Figure 1. Quantitative analysis of digital color fundus photographs.

An area between the fovea and the optic disc was selected as shown by the yellow circle (left). The same color fundus photograph showing the red, green and blue pixels using image J (right). In the histograms, the horizontal bar indicates the brightness of each color. Note that the vertical scale is different for the different histograms. Below each histogram, the mean, standard deviation, minimum, maximum, median, and count for each color are shown.

Figure 2. Box plot of subjective classification of tesselation and the TFI values of TFI-1, TFI-2 and TFI-3.

For each TFI, the eyes in the strongly tessellated group (ST) had a significantly higher TFI values than those in the non-tessellated group (NT). Those in weakly tessellated group (WT) were in between. The only exception was NT and WT in TFI 2 (Steel-Dwass test. *P<0.05; **P<0.01; n.s., not significant).

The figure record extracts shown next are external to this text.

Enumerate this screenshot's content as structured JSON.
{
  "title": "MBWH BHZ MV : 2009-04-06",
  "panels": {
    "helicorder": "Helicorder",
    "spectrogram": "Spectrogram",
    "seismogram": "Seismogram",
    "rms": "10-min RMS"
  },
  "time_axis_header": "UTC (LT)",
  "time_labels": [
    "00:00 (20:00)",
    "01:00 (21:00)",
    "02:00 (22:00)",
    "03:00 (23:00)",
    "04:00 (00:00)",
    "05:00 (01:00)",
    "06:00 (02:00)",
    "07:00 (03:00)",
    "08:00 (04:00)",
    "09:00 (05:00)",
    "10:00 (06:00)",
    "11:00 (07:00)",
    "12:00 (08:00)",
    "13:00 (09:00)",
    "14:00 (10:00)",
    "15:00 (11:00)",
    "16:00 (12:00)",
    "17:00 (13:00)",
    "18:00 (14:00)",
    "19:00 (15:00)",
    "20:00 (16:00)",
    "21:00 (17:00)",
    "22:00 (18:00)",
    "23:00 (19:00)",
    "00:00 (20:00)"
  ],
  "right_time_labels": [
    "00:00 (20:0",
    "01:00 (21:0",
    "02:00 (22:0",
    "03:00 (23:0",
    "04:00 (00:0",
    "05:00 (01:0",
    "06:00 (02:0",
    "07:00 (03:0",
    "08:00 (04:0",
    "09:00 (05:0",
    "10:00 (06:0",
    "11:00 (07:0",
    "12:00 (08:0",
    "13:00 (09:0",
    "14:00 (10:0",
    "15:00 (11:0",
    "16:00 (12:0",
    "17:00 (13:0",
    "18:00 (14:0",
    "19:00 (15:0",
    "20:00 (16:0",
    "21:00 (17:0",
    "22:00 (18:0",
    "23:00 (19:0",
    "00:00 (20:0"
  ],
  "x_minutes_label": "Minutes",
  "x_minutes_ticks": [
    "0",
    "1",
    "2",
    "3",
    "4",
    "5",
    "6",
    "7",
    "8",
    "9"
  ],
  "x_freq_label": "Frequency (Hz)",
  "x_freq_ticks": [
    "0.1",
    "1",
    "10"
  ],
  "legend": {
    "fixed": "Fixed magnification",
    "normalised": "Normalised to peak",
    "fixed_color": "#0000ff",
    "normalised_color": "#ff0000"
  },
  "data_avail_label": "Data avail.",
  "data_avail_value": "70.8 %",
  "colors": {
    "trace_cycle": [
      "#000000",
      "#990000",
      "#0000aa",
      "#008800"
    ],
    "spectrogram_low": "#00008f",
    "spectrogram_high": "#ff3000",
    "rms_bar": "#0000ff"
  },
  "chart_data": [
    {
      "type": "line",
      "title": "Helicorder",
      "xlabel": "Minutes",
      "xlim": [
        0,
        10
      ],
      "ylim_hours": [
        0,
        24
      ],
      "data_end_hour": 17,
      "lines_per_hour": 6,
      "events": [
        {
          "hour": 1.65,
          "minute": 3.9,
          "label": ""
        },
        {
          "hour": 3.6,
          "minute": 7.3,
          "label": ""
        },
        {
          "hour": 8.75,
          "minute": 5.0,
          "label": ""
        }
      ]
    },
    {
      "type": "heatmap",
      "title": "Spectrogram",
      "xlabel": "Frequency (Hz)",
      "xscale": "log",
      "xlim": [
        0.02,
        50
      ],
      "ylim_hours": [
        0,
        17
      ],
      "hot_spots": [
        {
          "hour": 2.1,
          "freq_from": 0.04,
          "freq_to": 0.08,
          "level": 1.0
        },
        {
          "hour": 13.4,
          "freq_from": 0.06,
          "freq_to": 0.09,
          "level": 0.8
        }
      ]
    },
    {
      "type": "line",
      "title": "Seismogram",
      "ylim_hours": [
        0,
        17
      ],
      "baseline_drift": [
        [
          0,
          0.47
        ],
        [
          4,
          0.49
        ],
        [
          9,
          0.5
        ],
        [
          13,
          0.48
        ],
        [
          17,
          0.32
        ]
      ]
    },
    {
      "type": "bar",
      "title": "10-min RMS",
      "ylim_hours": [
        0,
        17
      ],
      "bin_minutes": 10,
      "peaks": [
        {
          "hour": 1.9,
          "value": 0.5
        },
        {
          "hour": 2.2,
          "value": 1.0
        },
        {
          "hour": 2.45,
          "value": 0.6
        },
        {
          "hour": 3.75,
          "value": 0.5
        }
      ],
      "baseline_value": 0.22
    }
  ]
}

Figure 3. Scatter diagrams of TFIs and subfoveal choroidal thickness (SFCT) and nasal choroidal thickness (NCT).

There was a significant and negative correlation between each of the TFIs and both the subfoveal and nasal CTs except for that between TFI-1 and the nasal CT. TFI; tessellated fundus index.

Figure 4. Scatter diagrams of TFI and axial length.

No significant correlation was observed between any of the TFIs and axial length. TFI; tessellated fundus index.

Figure 5. Scatter diagrams of choroidal thickness (CT) and axial length.

There was a significant and negative correlation between axial length and both the subfoveal CT and nasal CT.